En temps de guerre elles utilisent cependant le dévouement et l’aveuglement des « risque-tout » ; elles ont besoin de ces imprévoyants qui n’examinent pas trop rigoureusement la nature de l’opération dans laquelle ils gagent leur temps et leur vie. Mais quelle raison y a-t-il dans l’amour du danger ? Cela renverse en fait tous les systèmes de jouissance sur lesquels on prétend fonder l’édifice social. Quelle folie à braver la tempête comme un pompier de naufrages, à tenter le hasard des voyages, à jouer avec le feu des révolutions, à s’immoler obscurément, à rechercher sa perdition, à se suicider pour rien, pour le plaisir, comme un sage ou comme un superhomme. Cela est assez absurde au sens ordinaire et les disciples d’Aristippe devront y réfléchir deux fois. Mais il y a de grands jouisseurs ou d’humbles instinctifs, de grands raisonneurs ou des sceptiques à sentiment dont l’âme est capable de ces courses au delà du sens commun.

La pure beauté du jeu c’est qu’il est absurde de la même façon, et qu’il contredit la vaine politique des fourmilières.
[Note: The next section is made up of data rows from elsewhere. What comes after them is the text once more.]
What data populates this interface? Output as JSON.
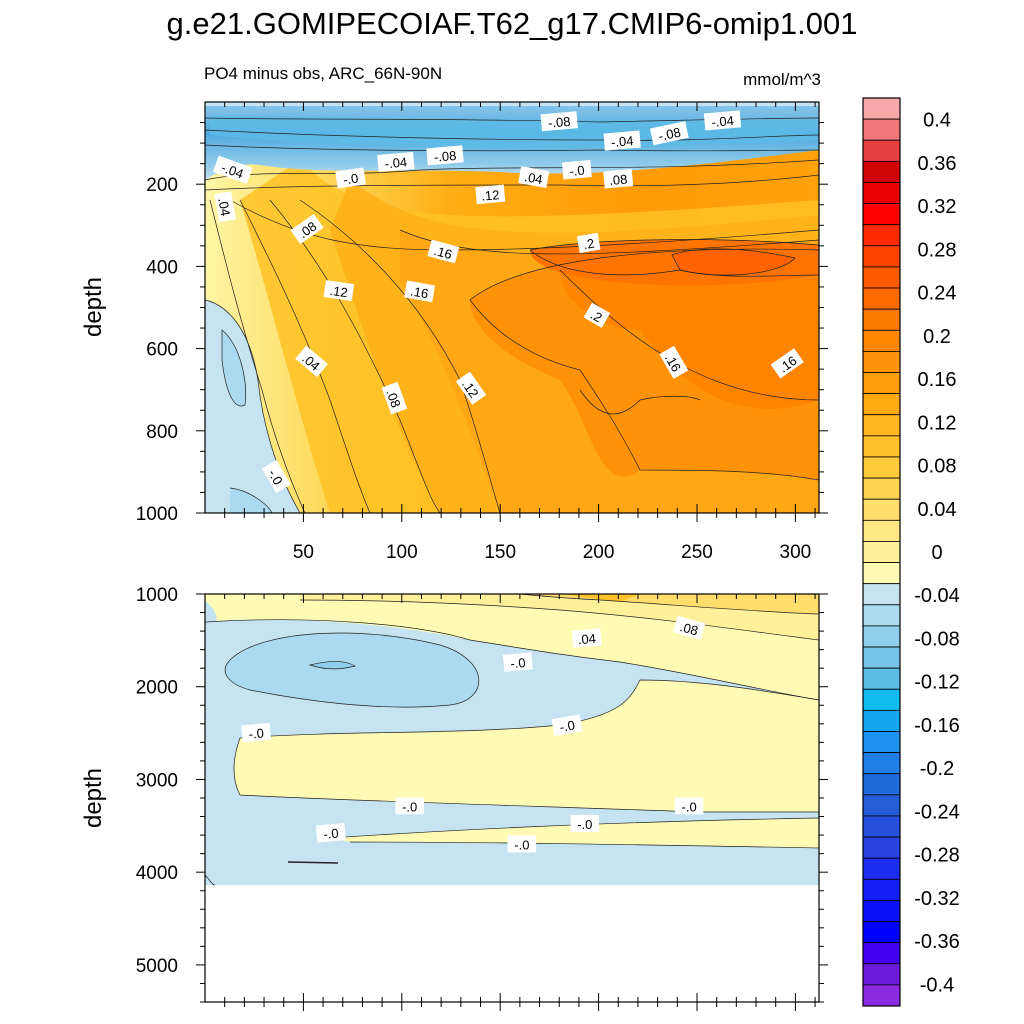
{
  "title": "g.e21.GOMIPECOIAF.T62_g17.CMIP6-omip1.001",
  "subtitle_left": "PO4 minus obs, ARC_66N-90N",
  "subtitle_right": "mmol/m^3",
  "colors": {
    "neg": [
      "#c6e3f2",
      "#abd9ef",
      "#90cfec",
      "#76c5e8",
      "#5dbbe5",
      "#12bbef",
      "#17a7f0",
      "#1c93f0",
      "#1f7fe6",
      "#1f6bdb",
      "#235ed6",
      "#2650db",
      "#2a43e0",
      "#1e2ef0",
      "#141ff5",
      "#0a10f8",
      "#0000ff",
      "#4400f0",
      "#6a1ad8",
      "#8a2be2"
    ],
    "pos": [
      "#fffbb4",
      "#fff09a",
      "#ffe884",
      "#ffde6c",
      "#ffd452",
      "#ffca3c",
      "#ffc02a",
      "#ffb61e",
      "#ffaa12",
      "#ff9e0c",
      "#ff9206",
      "#ff8600",
      "#ff7a00",
      "#ff6a00",
      "#ff5a00",
      "#ff4400",
      "#ff2a00",
      "#ff0000",
      "#e60000",
      "#d10505",
      "#e84040",
      "#f07878",
      "#f8a8a8"
    ]
  },
  "chart_data": [
    {
      "type": "contour",
      "panel": "upper",
      "xlabel": "",
      "ylabel": "depth",
      "xlim": [
        0,
        312
      ],
      "ylim": [
        1000,
        0
      ],
      "x_ticks": [
        "50",
        "100",
        "150",
        "200",
        "250",
        "300"
      ],
      "y_ticks": [
        "200",
        "400",
        "600",
        "800",
        "1000"
      ],
      "contour_labels": [
        {
          "text": "-.08",
          "x": 180,
          "y": 48,
          "rot": -5
        },
        {
          "text": "-.04",
          "x": 212,
          "y": 95,
          "rot": -5
        },
        {
          "text": "-.08",
          "x": 236,
          "y": 77,
          "rot": -12
        },
        {
          "text": "-.04",
          "x": 263,
          "y": 46,
          "rot": -5
        },
        {
          "text": "-.04",
          "x": 14,
          "y": 166,
          "rot": 20
        },
        {
          "text": "-.0",
          "x": 74,
          "y": 186,
          "rot": -8
        },
        {
          "text": "-.04",
          "x": 97,
          "y": 147,
          "rot": -5
        },
        {
          "text": "-.08",
          "x": 122,
          "y": 131,
          "rot": -5
        },
        {
          "text": ".04",
          "x": 167,
          "y": 184,
          "rot": 10
        },
        {
          "text": "-.0",
          "x": 189,
          "y": 166,
          "rot": -5
        },
        {
          "text": ".08",
          "x": 210,
          "y": 188,
          "rot": -5
        },
        {
          "text": ".12",
          "x": 145,
          "y": 226,
          "rot": -5
        },
        {
          "text": ".04",
          "x": 10,
          "y": 255,
          "rot": 80
        },
        {
          "text": ".08",
          "x": 52,
          "y": 310,
          "rot": -35
        },
        {
          "text": ".16",
          "x": 121,
          "y": 365,
          "rot": 15
        },
        {
          "text": ".2",
          "x": 195,
          "y": 344,
          "rot": -10
        },
        {
          "text": ".12",
          "x": 68,
          "y": 460,
          "rot": 8
        },
        {
          "text": ".16",
          "x": 109,
          "y": 462,
          "rot": 10
        },
        {
          "text": ".2",
          "x": 199,
          "y": 520,
          "rot": 30
        },
        {
          "text": ".04",
          "x": 54,
          "y": 632,
          "rot": 40
        },
        {
          "text": ".16",
          "x": 238,
          "y": 634,
          "rot": 60
        },
        {
          "text": ".16",
          "x": 296,
          "y": 637,
          "rot": -35
        },
        {
          "text": ".08",
          "x": 96,
          "y": 721,
          "rot": 70
        },
        {
          "text": ".12",
          "x": 135,
          "y": 697,
          "rot": 55
        },
        {
          "text": "-.0",
          "x": 36,
          "y": 912,
          "rot": 60
        }
      ]
    },
    {
      "type": "contour",
      "panel": "lower",
      "xlabel": "",
      "ylabel": "depth",
      "xlim": [
        0,
        312
      ],
      "ylim": [
        5400,
        1000
      ],
      "y_ticks": [
        "1000",
        "2000",
        "3000",
        "4000",
        "5000"
      ],
      "contour_labels": [
        {
          "text": ".04",
          "x": 194,
          "y": 1480,
          "rot": -5
        },
        {
          "text": ".08",
          "x": 246,
          "y": 1370,
          "rot": 15
        },
        {
          "text": "-.0",
          "x": 159,
          "y": 1740,
          "rot": -5
        },
        {
          "text": "-.0",
          "x": 184,
          "y": 2420,
          "rot": -10
        },
        {
          "text": "-.0",
          "x": 26,
          "y": 2500,
          "rot": -5
        },
        {
          "text": "-.0",
          "x": 104,
          "y": 3290,
          "rot": 0
        },
        {
          "text": "-.0",
          "x": 246,
          "y": 3290,
          "rot": 0
        },
        {
          "text": "-.0",
          "x": 193,
          "y": 3480,
          "rot": 0
        },
        {
          "text": "-.0",
          "x": 64,
          "y": 3580,
          "rot": -5
        },
        {
          "text": "-.0",
          "x": 161,
          "y": 3700,
          "rot": 0
        }
      ]
    }
  ],
  "colorbar": {
    "levels": [
      "0.4",
      "0.36",
      "0.32",
      "0.28",
      "0.24",
      "0.2",
      "0.16",
      "0.12",
      "0.08",
      "0.04",
      "0",
      "-0.04",
      "-0.08",
      "-0.12",
      "-0.16",
      "-0.2",
      "-0.24",
      "-0.28",
      "-0.32",
      "-0.36",
      "-0.4"
    ],
    "min": -0.42,
    "max": 0.42
  }
}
Qu’importe les émotions du gain vite porté « aux tavernes et aux filles » ? l’émotion particulière du jeu plus âcre et vraiment noble, c’est de perdre ; oui, la ruine sans effort, sans but, comme le suicide, par le seul fait d’une volonté libre qui lutte, se débat et succombe, brisée par le hasard souriant. L’amour du danger pour lui-même apparente le jeu avec les dévouements définitifs, et le tragique éternel, et l’inutilité des énergies dépensées.

Quel vif sentiment de s’éloigner des choses et de rester nu en face de soi-même peut ressentir le joueur, après les luttes du tapis vert, quand il se retrouve, les poches vides et l’âme béante par un matin clair de juillet, les vitres du cercle flambant encore, et les balayeurs inondant les chaussées. Quels appels vers l’inconnu, l’inconscient, l’insondable ! et quel chant de sirène vers les plaines trompeuses de la mer ! Baudelaire a dit l’idéal vengeur et salubre de ces aubes.

D’ailleurs le jeu est encore moral parce qu’il offre au riche une occasion de se ruiner et au pauvre celle de s’enrichir. Les joueurs, les aventuriers et les courtisanes, seuls survivants des âges héroïques, ont mené le monde jusqu’aujourd’hui ; il est peu probable que cela cesse jamais et qu’enfin la raison triomphe avec la justice, car ce jour-là la planète sera froide. En attendant, sous le sweating system, il est bien que la force sociale de l’or ne soit jamais définitivement acquise. Un nom, un passé, une race, cela se perdait moins facilement ; devant le jeu, le fruit des laborieuses rapines n’est jamais qu’un château de cartes, — et la hiérarchie des classes n’est pas si bien établie qu’on n’en puisse passer quelques échelons, comme en songe. Ce n’est pas une justice, mais une chance, une ironie, une chose légère et philosophique, le seul éclat de rire au nez de la divinité. Certes l’instinct du jeu est assez diabolique, mais quand l’argent panthéonise, il n’est pas étonnant qu’on en appelle au diable. Cependant la Belgique se convertit.